Что нужно для того, чтобы быть писателем?
Шрифт:
Какая гнусная литературщина!
Каким неотесанным самоучкой кажется Гомер рядом с Вергилием! Как корявы порою его стихи, как неубедительны ритмы, как примитивны аллитерации, как ненужны проскакивающие иногда банальнейшие рифмы! То ли дело Вергилий: точный, сжатый стих, богатейшая звукопись, ритмы, точно соответствующие содержанию, изумительные аллитерации…
И все-таки – просто смешно ставить их рядом. Великан Гомер и рядом, по колено ему, – Вергилий. Когда я читаю Гомера, вокруг меня начинает волноваться сверкающая стихия жизни, я чувствую молодую бодрость в каждом мускуле, я не боюсь никаких ужасов в бед жизни, передо мною в чудесной красоте встают «легко живущие» боги – символы окружающих нас сил.
И я чувствую, что Гомер поет, потому что не может не петь, потому что горит душа и пламенными языками рвется наружу. Лев Толстой писал про него Фету: «Этот черт и поет и орет во всю грудь, и никогда ему в голову не приходило, что кто-нибудь его будет слушать».

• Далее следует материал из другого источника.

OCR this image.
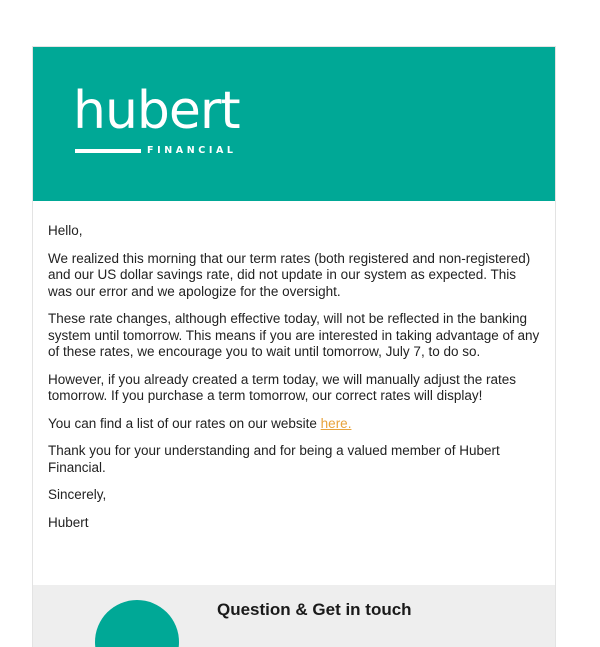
hubert
FINANCIAL

Hello,

We realized this morning that our term rates (both registered and non-registered) and our US dollar savings rate, did not update in our system as expected. This was our error and we apologize for the oversight.

These rate changes, although effective today, will not be reflected in the banking system until tomorrow. This means if you are interested in taking advantage of any of these rates, we encourage you to wait until tomorrow, July 7, to do so.

However, if you already created a term today, we will manually adjust the rates tomorrow. If you purchase a term tomorrow, our correct rates will display!

You can find a list of our rates on our website here.

Thank you for your understanding and for being a valued member of Hubert Financial.

Sincerely,

Hubert

Question & Get in touch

Когда читаю «Энеиду» Вергилия, чувствую перед собою с огромным мастерством рассказанную сказочку о приключениях выдуманных героев, о действиях богов, в которых ни сам Вергилий не верит, ни мы с вами. То же я с «Освобожденным Иерусалимом» Торквато Тассо. Даже смешно и как-то неловко в душе: на что тратят люди время – на сказочки! А у Гомера просто забываешь, что рассказывает он сказки, настолько важно в нем совсем не это, а то, чего и следа нет ни у Вергилия, ни у Тассо.
Художество делает самое малое большим. Как будто заглянешь в маленькое окошечко – и вдруг раскинутся перед глазами широчайшие дали, и сердце дрогнет от волнения.
Когда-то в журнале «Русское богатство» был помещен рассказ Л. Мельшина «Пасынки жизни». В нем описывалась бедственная жизнь почтовых чиновников. Хороший рассказ. И из него с полнейшею очевидностью вытекало заключение: да, совершенно необходимо увеличить жалование почтовым чиновникам!
А вот «Живой труп» Льва Толстого. Вдребезги разбита жизнь хороших людей только потому, что существует нелепый закон, запрещающий развод. Что же «вытекает» из драмы? Что необходимо отменить такой закон? Нет. В окошечке распахивается широчайшая даль, и в ужас приходишь, как люди способны калечить своими нормами и схемами живую человеческую жизнь…
Зачем оригинальному художнику стараться быть оригинальным?.. Одно только нужно: смелость быть самим собой.
…Ошарашивай мещанина!
Как это характерно для средненького таланта и для бездарности! Провел ли бы Микеланджело хоть одну линию резцом, написал ли бы Бетховен хоть одну ноту, чтоб кого-нибудь «ошарашить»?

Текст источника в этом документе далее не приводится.